A eleição do ex-presidente Luiz Inácio Lula da Silva, com o apoio decisivo de uma frente ampla, é uma grande vitória da democracia não apenas para o Brasil, mas para o mundo. Seu discurso depois de eleito deu o tom do que planeja: um governo civil, inclusivo, conciliatório e verde. E se por um lado a vitória, reconhecidamente por pequena margem, envia um importante sinal ao redor do mundo, por outro demanda com urgência que se apresente uma agenda de reengajamento com pelo menos quatro prioridades.
A primeira é almejar se tornar uma superpotência verde e liderar a transição justa no âmbito global. Para isso precisa aumentar sua ambição e investir no desenvolvimento de economias de ponta inclusivas e compatíveis com a preservação florestal, como a bioeconomia, biotecnologia e os serviços ambientais a partir de biomas como a floresta amazônica, o cerrado, a mata atlântica e o Pantanal, em uma matriz energética 100% renovável e na produção sustentável de alimentos.
Para tal precisará alavancar grandes parcerias multissetoriais, com o envolvimento dos distintos níveis de governo, da sociedade civil e do setor privado e financeiro.
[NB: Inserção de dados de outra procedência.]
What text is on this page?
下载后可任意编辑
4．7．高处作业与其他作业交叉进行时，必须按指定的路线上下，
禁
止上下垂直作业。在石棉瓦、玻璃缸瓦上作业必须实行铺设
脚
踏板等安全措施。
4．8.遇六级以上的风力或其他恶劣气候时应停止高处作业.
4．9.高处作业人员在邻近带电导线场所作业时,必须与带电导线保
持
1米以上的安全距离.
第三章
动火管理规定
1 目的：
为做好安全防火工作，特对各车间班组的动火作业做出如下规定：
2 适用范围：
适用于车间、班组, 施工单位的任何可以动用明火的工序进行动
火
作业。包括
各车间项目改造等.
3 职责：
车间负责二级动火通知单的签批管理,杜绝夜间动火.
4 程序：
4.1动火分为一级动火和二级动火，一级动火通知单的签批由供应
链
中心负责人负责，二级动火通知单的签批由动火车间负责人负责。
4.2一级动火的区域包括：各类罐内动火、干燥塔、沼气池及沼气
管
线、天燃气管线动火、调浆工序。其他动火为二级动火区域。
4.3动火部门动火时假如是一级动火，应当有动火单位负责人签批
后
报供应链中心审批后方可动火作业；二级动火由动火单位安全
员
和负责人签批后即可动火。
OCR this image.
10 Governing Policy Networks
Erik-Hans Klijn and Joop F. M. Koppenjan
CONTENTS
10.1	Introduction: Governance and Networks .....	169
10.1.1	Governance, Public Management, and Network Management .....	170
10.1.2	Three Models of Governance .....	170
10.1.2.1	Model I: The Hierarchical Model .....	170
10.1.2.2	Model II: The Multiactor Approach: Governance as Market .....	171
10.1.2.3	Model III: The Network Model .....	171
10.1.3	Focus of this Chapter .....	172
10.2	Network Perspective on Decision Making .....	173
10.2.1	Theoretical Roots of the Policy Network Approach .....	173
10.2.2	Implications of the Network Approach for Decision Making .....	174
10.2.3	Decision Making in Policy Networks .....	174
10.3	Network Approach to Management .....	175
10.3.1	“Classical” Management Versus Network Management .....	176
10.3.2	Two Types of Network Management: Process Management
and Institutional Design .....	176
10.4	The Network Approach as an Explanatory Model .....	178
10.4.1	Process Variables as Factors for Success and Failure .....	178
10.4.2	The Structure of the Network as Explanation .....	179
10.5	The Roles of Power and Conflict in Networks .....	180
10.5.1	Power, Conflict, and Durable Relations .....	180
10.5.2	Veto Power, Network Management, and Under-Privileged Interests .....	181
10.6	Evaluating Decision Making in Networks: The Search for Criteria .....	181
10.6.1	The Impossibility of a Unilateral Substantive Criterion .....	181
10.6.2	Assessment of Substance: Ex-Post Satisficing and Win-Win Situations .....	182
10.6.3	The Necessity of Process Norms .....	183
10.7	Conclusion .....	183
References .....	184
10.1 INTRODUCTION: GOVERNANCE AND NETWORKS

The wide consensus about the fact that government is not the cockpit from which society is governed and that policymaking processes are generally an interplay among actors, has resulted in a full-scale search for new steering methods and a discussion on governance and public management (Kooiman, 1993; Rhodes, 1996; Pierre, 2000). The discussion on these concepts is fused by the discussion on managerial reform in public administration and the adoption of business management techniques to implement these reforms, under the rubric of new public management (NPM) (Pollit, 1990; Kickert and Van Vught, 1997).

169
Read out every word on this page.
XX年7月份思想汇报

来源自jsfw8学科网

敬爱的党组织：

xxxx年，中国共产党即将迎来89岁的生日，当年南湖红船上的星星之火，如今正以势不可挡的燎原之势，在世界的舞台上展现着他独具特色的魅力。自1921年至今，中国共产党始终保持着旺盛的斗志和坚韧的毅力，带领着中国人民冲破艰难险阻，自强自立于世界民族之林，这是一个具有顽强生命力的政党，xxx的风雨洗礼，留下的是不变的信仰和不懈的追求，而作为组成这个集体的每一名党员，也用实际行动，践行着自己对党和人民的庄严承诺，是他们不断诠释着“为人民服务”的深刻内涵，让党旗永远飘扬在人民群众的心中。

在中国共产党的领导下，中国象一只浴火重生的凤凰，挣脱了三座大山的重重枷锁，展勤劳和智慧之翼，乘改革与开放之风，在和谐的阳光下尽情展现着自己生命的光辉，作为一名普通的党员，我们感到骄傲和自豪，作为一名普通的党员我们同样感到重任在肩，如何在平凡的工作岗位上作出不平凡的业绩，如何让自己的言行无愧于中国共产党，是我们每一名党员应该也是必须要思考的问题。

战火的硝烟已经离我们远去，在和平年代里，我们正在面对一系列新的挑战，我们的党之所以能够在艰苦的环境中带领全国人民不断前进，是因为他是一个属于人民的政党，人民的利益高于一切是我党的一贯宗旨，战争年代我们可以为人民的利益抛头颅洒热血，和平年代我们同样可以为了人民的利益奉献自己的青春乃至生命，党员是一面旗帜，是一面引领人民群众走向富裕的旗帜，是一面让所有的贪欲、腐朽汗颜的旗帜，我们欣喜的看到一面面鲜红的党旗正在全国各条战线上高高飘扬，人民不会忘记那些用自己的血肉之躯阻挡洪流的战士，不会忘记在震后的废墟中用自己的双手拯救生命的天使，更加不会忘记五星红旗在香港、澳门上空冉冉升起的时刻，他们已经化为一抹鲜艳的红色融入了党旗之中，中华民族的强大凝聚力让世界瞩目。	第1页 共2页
Isso não será fácil no clima político atual, mas é a única forma de o Brasil atingir seu potencial.
A segunda grande prioridade é conduzir um processo de reconciliação da sociedade, com o foco na superação das divisões que fizeram desta eleição um marco da polarização e da violência política. Isso passa por construir uma visão compartilhada sobre como lidar com o tema, incluindo a criação de regras pactuadas no âmbito democrático e o fortalecimento da cooperação multissetorial. Desta forma poderá contribuir em escala planetária, afinal, o país não é o único que tem sofrido as consequências deste mal contemporâneo.
As soluções para a polarização política não são simples e é fundamental construir uma cultura de voto em propostas e programas de governo, e não em personalidades. Será preciso também trabalhar conjuntamente com a sociedade civil e as grandes plataformas digitais para desarmar a bomba da desinformação, fortalecendo a educação e os direitos digitais.
A terceira prioridade é reorientar a cooperação Sul-Sul e triangular para questões de redução da pobreza e desigualdades, e para a garantia da segurança alimentar. Essas questões são fundamentais para todos os países em desenvolvimento que sofreram grandes retrocessos por conta da pandemia da Covid e da guerra russo-ucraniana.
Por fim, o Brasil deve ressaltar a importância da cooperação multilateral em um mundo fragmentado em torno de múltiplos assuntos como, por exemplo, as questões da paz e da segurança global, com atenção especial para a questão nuclear, governança digital, e principais riscos climáticos. O país também deve se engajar nas urgentes discussões sobre a reorientação do sistema financeiro internacional para expandir o investimento em ação climática nos países mais afetados e menos responsáveis pelo aquecimento global.
Em um momento de desafios sistêmicos e interconectados que afetam a sobrevivência humana, a volta ao multilateralismo de um ator como o Brasil, com um longo legado de construção e cumprimento das regras internacionais, é mais que necessária. O mundo está mudando rapidamente, e o Brasil ficou fora de inúmeras discussões, perdeu "soft power" e deixou de participar de decisões-chave nos últimos anos.
A única maneira de conseguir dar os inúmeros saltos que precisamos é unir a sociedade ao redor dos desafios coletivos, e usar de forma eficiente e sustentável os abundantes ativos dos quais dispomos. Já passou da hora de trazer o Brasil do futuro para o presente de forma responsável e compatível com o seu papel de potência global.